John Krasinski è uno di quegli attori (come Zach Braff, Joseph Gordon-Levitt e altri) che si diletta più per passione che per talento nella regia. La sua filmografia conta, infatti, solo due titoli senza infamia e senza lode, tra cui l’ambizioso adattamento da David Foster Wallace Brief Interwies with Hideous Men (2008) e la prevedibile commedia alla Alexander Payne, The Hollars (2016), destinati a festival indipendenti e a un pubblico naif. È difficile quindi credere che A Quiet Place, storia di sopravvivenza in una America da incubo e uno dei migliori horror dell anno, sia suo.

L’ attore simbolo di una delle serie comedy più apprezzate degli anni 2000 (Jim nella versione USA della comedy The Office, a fianco di Steve Carrel) porta e interpreta sul grande schermo una storia di sopravvivenza che è anche una metafora sulle responsabilità genitoriali, con la sinfonia del terrore del primo M.Night Shylaman, con una idea semplice ma estremamente efficace: nel 2020 creature mostruose e cieche (cui non ci è dato sapere da dove arrivino e quale sia la loro natura) cacciano gli esseri umani tramite un sensibilissimo udito. Per sopravvivere, l umanità dovrà seguire una sola regola fondamentale, ma estremamente provante: non fare rumore.

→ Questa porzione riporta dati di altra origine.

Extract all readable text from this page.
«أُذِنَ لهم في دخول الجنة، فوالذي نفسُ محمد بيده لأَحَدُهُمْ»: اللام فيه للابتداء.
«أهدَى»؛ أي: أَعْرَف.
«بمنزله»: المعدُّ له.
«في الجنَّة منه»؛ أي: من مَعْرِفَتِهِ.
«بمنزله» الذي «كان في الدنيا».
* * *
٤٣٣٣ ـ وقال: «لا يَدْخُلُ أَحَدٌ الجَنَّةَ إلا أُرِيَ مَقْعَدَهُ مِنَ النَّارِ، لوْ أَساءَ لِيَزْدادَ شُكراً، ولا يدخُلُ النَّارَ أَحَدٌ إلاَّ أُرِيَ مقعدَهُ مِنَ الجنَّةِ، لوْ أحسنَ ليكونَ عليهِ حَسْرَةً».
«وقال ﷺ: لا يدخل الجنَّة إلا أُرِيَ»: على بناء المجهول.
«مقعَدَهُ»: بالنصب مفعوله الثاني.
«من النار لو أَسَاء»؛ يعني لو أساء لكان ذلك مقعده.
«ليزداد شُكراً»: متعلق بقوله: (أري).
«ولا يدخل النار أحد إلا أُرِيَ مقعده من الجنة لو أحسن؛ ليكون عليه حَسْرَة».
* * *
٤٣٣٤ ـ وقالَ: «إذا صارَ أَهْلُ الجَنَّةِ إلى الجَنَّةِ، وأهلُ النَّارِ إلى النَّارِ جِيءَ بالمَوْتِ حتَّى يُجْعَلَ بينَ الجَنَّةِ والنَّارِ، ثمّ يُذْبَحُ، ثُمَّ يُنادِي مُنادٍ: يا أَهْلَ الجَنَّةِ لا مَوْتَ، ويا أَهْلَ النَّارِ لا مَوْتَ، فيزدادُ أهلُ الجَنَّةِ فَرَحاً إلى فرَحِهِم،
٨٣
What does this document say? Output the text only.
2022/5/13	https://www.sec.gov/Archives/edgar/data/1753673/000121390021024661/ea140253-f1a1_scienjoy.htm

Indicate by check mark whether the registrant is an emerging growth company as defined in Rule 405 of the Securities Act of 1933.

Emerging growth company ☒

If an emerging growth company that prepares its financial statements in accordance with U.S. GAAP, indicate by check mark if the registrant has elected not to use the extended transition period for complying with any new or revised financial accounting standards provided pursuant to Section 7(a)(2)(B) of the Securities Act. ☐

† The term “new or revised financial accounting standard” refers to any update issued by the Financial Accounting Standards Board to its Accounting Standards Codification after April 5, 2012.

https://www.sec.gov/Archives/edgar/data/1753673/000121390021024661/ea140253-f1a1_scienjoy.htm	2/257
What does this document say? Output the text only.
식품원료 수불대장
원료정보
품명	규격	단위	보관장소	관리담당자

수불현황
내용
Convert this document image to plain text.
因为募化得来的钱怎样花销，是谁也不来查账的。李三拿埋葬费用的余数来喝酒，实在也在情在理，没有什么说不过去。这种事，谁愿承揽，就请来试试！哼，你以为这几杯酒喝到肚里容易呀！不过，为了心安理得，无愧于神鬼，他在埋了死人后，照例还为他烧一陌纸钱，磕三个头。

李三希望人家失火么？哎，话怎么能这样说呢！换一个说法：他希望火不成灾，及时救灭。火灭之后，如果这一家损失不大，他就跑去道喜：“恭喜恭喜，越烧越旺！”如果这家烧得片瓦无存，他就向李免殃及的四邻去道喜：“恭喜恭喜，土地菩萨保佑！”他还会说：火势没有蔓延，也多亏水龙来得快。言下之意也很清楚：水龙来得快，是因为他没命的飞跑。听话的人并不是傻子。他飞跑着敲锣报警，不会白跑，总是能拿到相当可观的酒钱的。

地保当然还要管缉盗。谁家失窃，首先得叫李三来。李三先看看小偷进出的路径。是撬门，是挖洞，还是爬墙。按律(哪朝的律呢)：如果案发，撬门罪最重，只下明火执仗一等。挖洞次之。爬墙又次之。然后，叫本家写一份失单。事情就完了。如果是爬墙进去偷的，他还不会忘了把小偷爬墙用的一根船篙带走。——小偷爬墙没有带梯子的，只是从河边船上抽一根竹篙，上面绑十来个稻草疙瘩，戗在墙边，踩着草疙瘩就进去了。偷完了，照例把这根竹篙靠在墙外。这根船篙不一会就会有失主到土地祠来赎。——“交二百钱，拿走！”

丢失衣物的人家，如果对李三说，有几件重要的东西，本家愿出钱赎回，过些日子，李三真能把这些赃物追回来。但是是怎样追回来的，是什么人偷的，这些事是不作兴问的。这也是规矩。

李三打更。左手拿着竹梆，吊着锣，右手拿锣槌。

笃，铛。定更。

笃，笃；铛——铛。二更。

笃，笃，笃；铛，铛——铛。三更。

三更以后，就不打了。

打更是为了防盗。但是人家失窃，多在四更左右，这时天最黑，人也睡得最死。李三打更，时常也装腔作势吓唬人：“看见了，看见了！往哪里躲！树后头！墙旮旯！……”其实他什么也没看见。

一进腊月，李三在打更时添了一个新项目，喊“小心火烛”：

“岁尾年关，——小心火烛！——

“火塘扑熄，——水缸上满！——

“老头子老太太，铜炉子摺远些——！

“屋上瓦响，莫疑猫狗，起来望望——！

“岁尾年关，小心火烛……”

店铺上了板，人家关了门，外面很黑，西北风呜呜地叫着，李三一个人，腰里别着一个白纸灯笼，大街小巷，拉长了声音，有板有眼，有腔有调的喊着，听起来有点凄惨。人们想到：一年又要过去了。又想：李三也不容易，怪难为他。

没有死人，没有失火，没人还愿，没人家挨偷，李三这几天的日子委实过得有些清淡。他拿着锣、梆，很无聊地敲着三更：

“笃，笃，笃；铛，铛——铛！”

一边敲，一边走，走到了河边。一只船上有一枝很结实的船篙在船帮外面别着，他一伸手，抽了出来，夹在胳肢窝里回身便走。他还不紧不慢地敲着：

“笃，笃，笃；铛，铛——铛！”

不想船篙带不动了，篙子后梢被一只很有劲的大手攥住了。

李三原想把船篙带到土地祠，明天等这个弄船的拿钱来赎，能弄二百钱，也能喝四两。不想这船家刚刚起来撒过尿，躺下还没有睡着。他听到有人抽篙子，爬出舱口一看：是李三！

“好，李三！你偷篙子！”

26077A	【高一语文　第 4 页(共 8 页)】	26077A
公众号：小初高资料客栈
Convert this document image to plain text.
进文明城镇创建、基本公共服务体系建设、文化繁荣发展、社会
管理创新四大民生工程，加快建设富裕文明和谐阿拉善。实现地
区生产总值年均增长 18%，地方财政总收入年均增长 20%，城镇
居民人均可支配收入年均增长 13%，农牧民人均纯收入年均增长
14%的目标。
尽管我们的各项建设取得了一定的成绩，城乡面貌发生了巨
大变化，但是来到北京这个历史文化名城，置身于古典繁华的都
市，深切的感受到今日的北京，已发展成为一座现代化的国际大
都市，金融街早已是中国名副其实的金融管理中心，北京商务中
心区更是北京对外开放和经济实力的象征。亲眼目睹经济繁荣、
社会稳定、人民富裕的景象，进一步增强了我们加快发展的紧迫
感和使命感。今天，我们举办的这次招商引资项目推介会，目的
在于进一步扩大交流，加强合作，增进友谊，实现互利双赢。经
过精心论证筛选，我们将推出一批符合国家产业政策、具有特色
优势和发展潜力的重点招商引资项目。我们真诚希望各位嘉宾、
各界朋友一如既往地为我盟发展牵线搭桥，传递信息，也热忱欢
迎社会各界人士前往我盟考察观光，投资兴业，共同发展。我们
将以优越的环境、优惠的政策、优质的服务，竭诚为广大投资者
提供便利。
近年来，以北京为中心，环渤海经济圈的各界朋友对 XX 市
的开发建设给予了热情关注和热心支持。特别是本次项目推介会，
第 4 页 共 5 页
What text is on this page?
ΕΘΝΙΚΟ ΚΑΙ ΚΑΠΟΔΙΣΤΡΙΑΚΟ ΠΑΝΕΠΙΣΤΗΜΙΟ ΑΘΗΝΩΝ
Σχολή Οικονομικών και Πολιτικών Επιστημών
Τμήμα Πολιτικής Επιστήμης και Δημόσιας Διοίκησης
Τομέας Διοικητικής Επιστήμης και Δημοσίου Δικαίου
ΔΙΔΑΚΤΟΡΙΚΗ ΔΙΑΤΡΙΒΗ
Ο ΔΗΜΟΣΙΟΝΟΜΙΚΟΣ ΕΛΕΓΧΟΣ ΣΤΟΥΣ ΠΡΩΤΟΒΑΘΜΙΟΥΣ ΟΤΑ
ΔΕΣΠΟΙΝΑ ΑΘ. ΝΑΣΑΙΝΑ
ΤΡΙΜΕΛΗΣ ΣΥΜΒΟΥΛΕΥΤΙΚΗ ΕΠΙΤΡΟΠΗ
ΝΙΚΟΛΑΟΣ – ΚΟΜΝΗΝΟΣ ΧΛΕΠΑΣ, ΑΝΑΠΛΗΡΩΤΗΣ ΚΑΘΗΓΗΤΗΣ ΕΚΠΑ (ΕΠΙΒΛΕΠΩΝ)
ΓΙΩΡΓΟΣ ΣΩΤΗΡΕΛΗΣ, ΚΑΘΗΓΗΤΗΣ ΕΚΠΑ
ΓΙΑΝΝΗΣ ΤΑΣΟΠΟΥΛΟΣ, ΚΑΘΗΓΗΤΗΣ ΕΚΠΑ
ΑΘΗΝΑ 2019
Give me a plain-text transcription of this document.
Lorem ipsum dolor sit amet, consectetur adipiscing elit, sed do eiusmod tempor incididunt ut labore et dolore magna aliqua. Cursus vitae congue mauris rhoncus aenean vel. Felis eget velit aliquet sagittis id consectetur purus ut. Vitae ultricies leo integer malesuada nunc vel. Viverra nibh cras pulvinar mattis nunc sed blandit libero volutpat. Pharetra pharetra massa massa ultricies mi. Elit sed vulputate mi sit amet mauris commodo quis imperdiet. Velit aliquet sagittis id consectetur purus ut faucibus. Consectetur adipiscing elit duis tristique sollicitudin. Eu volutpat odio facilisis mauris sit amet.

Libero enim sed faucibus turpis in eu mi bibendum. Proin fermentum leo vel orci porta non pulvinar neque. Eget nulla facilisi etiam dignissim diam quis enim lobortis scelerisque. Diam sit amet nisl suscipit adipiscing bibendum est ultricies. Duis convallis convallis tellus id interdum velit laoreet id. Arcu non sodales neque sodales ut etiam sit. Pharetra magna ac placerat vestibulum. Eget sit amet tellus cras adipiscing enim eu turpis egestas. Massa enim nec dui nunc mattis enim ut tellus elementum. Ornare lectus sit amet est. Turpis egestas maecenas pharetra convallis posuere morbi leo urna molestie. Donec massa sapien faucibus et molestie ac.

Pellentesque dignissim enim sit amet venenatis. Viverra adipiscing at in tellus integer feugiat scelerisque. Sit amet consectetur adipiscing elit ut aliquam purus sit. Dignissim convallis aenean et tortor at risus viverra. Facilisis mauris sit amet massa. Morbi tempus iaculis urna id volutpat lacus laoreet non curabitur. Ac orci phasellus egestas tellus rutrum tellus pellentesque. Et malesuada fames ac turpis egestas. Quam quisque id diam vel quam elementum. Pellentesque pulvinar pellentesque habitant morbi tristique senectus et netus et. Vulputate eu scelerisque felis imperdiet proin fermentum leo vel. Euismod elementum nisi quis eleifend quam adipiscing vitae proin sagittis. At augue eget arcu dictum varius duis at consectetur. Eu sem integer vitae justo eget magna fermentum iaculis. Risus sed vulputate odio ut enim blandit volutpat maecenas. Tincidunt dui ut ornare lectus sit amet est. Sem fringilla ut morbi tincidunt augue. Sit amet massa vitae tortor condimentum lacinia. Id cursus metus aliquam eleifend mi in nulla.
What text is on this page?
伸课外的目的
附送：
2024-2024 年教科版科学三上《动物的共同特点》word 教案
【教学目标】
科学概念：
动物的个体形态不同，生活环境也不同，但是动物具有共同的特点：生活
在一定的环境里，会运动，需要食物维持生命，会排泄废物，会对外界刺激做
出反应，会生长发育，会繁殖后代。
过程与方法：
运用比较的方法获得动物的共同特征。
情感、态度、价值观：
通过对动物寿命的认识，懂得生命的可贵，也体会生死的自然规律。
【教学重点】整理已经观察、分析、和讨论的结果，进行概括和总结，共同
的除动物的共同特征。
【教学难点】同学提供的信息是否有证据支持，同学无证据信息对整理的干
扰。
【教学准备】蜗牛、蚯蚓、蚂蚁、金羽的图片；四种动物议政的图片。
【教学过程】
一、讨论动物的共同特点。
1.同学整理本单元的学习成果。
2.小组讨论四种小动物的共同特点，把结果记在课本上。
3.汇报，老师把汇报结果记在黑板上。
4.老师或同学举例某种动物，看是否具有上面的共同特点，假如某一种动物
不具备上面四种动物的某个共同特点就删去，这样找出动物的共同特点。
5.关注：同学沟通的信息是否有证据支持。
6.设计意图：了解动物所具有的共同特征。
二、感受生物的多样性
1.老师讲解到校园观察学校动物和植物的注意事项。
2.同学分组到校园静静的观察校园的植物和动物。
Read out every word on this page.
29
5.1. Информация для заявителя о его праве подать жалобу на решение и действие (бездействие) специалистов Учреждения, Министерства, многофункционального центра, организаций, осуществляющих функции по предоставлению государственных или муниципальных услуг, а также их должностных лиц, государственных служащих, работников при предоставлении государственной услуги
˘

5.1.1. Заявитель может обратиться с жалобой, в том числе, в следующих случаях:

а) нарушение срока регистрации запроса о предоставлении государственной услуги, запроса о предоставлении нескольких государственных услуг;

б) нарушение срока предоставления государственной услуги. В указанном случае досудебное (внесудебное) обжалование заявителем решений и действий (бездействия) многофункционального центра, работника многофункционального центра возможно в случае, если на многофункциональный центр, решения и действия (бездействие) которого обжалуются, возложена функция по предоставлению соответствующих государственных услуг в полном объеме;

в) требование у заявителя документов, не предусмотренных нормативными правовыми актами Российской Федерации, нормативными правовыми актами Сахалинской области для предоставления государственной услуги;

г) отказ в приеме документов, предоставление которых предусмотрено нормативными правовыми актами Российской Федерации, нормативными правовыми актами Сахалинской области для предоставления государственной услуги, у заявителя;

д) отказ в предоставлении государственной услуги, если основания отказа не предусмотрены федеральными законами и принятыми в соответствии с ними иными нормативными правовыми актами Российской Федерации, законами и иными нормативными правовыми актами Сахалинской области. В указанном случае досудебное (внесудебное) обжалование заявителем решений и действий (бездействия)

Protagonisti del film, una delle tante (o poche, non ci è dato sapere…) famiglie di sopravvissuti, gli Abbot, composta dai coniugi Lee (Krasinski) e Evelyn (Emily Blunt, moglie nella vita reale dell’attore e regista del film), e i figli Marcus (Noah Jupe) e Regan, sorda dalla nascita (Millicent Simmonds, attrice sordomuta già apprezzata in Wonderstruck di Todd Haynes), che cerca di sopravvivere al meglio delle proprie capacità a seguito di una orribile tragedia)e in vista di una inaspettata quanto pericolosa gravidanza di Evelyn.

L’attore-regista e sceneggiatore (firmata assieme a Scott Beck e Bryan Woods, autori specializzati nel genere e autori della storia) gioca con astuzia sul suono, alternando picchi di tensione musicale a momenti di terrificante silenzio altrettanto tesi, arricchendo il tutto ulteriormente con momenti di rara dolcezza tra i membri della famiglia. In un mondo da incubo in cui il silenzio è sopravvivenza, John Krasinski ci mostra con dovizia di particolari e attenzione cosa ciò comporta: le normali azioni quotidiane diventano operazioni delicate, la comunicazione esclusivamente tramite il linguaggio dei segni, la ricerca di cibo e medicine un’odissea in bilico tra la vita e la morte. E in tutto questo, noi spettatori ci immedesimiamo con ansia febbrile negli Abbot, compatendo tristemente i membri più piccoli, privati di una normale infanzia e costretti a vivere nel terrore e ammirando i genitori, che lottano al limite del sacrificio solo per permettere ai figli di sopravvivere.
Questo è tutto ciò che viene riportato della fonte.